= Lahu Christianity =

There are a number of Lahu Christian churches, some in each country where the Lahu live. The Lahu are an ethnic group that originated in Tibet and migrated into the Yunnan province of China, Myanmar, northern Thailand and Laos. Missionaries among the Lahu developed a Romanized phonetic alphabet for the Lahu in the beginning of the 19th century that was reformed by the Chinese government in 1957.

==China==
Christianity was introduced to the Lahu in China early in the 20th century when they sent delegates to Burma to inquire about the Christian Faith. By 1936 the number of Lahu Christians was reported to be 33,650 with 100 churches. The number of Lahu Christians declined to about 20,000 in Yunnan during Japanese occupation during World War II, and more fled when Communist forces approached the region.

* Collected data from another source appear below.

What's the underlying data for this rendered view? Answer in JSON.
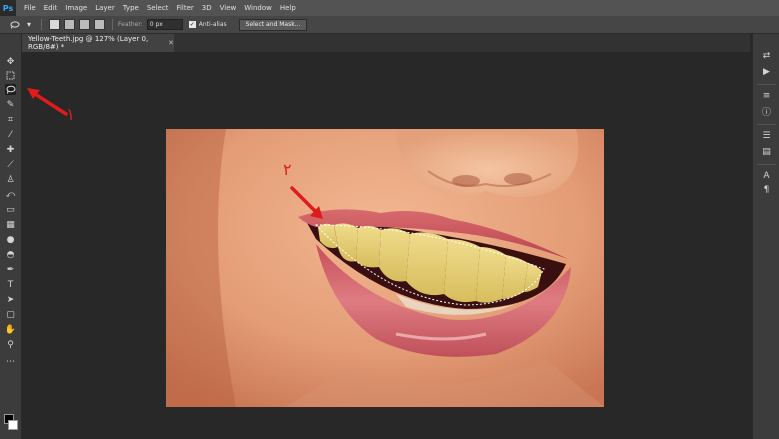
{
  "app": {
    "logo": "Ps"
  },
  "menu": [
    "File",
    "Edit",
    "Image",
    "Layer",
    "Type",
    "Select",
    "Filter",
    "3D",
    "View",
    "Window",
    "Help"
  ],
  "options": {
    "feather_label": "Feather:",
    "feather_value": "0 px",
    "antialias_label": "Anti-alias",
    "select_mask_label": "Select and Mask..."
  },
  "document": {
    "tab_title": "Yellow-Teeth.jpg @ 127% (Layer 0, RGB/8#) *"
  },
  "annotations": {
    "one": "۱",
    "two": "۲"
  },
  "colors": {
    "accent": "#31a8ff",
    "arrow": "#e01b1b",
    "teeth": "#e7d17a",
    "lips": "#c9525a",
    "skin": "#e7a47f"
  },
  "tools": [
    "move-icon",
    "marquee-icon",
    "lasso-icon",
    "quick-select-icon",
    "crop-icon",
    "eyedropper-icon",
    "healing-icon",
    "brush-icon",
    "stamp-icon",
    "history-brush-icon",
    "eraser-icon",
    "gradient-icon",
    "blur-icon",
    "dodge-icon",
    "pen-icon",
    "type-icon",
    "path-select-icon",
    "shape-icon",
    "hand-icon",
    "zoom-icon"
  ]
}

Living close to the border, there has been ready access to opium among the Lahu villagers in China, with opium addiction causing impoverishment and crimes. Because the government noticed that Lahu Christians generally did not smoke opium, beginning in 1992 the Chinese government facilitated the spread of Christianity among the Lahu. By 1993, it was reported that there were about 50,000 Lahu Christians in China and 24 churches. There has also been spread as some villages noticed the positive economic and health effects Christianity has had on other villages where they had relatives. The willingness of the government to facilitate such conversion is in part due to the ideological belief that monotheism is a natural stepping-stone from polytheism to Communism. At least some of these churches may not have fully absorbed core Christian doctrines such as the Trinity, as they use a term for a lesser deity in reference to Jesus.

==Myanmar==
Lahu Christians from Myanmar (formerly known as Burma) have since World War II been evangelizing Lahu in other countries and the Akha and Wa in their own country. They have also opened their own seminary.

==Thailand==
The Thailand Lahu Baptist Convention had roughly 8,130 members in 108 congregations as of 1998. There have also been Lahu members of the Church of the Nazarene in Thailand since five Lahu churches merged with the denomination in 1994 following evangelical work by Lahu from Myanmar.

==Other religions among the Lahu==
Before the late 17th century, the Lahu religion was polytheistic. Buddhism was introduced in the late 17th century and became widespread.